We can use the fact that the sphere $\Sigma$ passes through the point $N$, which is the center of the sphere of inversion $K$. It is a geometric theorem that the inversion of some sphere passing through the center of inversion is mapped to a plane. Every point on the unit circle $C$ intersects the sphere $K$, and hence they are all mapped to themselves. The unique plane intersecting $C$ is exactly $\mathbb{C}$, hence when $\Sigma$ is inverted through $K$, it is mapped exactly to $\mathbb{C}$.

More explicitly, take any point $a\neq N$ on the sphere $\Sigma$. Where $S$ is the south pole of $\Sigma$, since $SN$ forms a diameter of $\Sigma$, it follows from Thales's theorem that $\angle NaS$ is a right angle. By inverting through $K$ we have $\triangle NaS \sim \triangle NS'a'$ from the similarity of triangles inverted through a vertex, so $\angle NS'a'$ is a right angle as well. From this we see that $a'$ lies on the plane perpendicular to $NS'$ which passes through $S'$. Now though, observe that $S'=0$ is the origin, since all the necessary triangles are congruent right isosceles, so in fact $a'$ is on the plane $\mathbb{C}$. As in the construction of $a'$, necessarily $a,a',N$ are all colinear, and since $a$ is on the sphere $\Sigma$ while $a'$ is on the plane $\mathbb{C}$, then $a'$ is exactly the stereographic projection of $a$, so $a'=\hat{a}$.

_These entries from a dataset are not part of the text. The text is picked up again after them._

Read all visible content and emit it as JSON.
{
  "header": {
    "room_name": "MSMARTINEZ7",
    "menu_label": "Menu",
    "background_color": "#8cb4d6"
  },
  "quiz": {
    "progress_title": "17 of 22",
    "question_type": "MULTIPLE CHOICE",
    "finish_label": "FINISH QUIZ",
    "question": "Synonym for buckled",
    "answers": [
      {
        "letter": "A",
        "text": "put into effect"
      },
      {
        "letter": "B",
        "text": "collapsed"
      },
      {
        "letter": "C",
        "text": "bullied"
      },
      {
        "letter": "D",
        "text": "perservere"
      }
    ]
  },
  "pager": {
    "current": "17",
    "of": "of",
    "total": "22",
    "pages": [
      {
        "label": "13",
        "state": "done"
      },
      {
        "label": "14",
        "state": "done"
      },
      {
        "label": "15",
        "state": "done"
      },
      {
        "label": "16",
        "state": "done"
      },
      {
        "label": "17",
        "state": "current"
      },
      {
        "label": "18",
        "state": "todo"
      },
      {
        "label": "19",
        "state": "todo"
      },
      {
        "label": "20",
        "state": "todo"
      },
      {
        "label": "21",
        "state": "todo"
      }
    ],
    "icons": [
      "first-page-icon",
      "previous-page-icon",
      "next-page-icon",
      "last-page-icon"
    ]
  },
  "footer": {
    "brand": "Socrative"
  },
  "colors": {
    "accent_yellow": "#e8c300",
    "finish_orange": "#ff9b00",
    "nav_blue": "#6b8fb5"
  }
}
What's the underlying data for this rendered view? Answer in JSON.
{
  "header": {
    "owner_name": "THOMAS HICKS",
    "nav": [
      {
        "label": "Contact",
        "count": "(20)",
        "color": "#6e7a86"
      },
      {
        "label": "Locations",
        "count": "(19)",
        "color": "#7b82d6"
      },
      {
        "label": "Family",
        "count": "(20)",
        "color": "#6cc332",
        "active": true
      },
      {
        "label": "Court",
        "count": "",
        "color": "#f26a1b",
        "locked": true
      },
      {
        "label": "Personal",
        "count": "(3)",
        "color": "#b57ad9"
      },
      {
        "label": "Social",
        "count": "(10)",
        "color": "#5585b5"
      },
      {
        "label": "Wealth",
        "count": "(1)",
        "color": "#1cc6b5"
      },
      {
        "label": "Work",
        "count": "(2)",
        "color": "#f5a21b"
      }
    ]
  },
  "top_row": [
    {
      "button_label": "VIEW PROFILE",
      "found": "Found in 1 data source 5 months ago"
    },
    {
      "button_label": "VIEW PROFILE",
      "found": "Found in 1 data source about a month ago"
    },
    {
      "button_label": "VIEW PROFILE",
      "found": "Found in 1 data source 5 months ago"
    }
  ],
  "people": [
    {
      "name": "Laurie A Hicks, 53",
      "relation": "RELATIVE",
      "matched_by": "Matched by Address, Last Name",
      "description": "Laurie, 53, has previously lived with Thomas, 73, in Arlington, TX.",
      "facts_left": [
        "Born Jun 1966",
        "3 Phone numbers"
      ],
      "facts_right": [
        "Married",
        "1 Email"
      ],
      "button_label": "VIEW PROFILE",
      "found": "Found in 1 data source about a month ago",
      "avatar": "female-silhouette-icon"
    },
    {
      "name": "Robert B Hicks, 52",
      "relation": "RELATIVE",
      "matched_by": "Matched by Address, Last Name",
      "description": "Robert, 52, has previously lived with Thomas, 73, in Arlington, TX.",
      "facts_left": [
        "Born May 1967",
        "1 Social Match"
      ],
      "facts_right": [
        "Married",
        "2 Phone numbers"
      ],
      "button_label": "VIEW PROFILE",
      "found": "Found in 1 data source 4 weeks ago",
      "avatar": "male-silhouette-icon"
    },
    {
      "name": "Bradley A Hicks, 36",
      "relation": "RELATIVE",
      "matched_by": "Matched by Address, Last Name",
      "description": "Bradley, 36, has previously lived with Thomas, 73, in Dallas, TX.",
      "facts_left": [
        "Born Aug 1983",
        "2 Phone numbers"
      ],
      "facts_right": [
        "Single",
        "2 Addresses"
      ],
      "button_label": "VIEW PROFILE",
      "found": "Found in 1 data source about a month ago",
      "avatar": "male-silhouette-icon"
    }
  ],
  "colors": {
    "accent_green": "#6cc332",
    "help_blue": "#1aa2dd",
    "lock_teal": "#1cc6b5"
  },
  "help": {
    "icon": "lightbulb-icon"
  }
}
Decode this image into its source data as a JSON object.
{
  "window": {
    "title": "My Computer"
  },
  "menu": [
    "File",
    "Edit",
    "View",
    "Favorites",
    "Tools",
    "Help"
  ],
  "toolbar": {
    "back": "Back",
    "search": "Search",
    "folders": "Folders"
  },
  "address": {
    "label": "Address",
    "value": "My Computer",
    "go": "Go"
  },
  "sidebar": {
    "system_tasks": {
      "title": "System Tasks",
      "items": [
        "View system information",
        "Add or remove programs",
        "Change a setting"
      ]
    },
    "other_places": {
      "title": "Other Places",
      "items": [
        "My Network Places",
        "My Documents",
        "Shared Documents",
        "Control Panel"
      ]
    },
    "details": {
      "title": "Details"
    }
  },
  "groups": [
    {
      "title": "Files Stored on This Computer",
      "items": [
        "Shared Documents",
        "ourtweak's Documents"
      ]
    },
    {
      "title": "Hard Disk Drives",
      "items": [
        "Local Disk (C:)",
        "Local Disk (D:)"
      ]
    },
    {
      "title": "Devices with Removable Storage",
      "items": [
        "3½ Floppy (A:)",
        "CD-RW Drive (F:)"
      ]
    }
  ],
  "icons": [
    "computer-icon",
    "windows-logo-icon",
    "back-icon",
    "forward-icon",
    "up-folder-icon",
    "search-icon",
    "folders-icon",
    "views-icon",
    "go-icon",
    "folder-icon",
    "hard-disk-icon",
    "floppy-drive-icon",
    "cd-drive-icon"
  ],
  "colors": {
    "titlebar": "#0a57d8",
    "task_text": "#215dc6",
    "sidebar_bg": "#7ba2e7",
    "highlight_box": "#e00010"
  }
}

Since the inversion of the inversion is just the original point, the reverse direction is immediate from the above. Let $\hat{a}$ be any point on $\mathbb{C}$, then let $a$ be the unique point on $\Sigma$ which is projected to $\hat{a}$. By the above, when inverting through $K$, we get $a'=\hat{a}$, but then $\hat{a}'=a''=a$.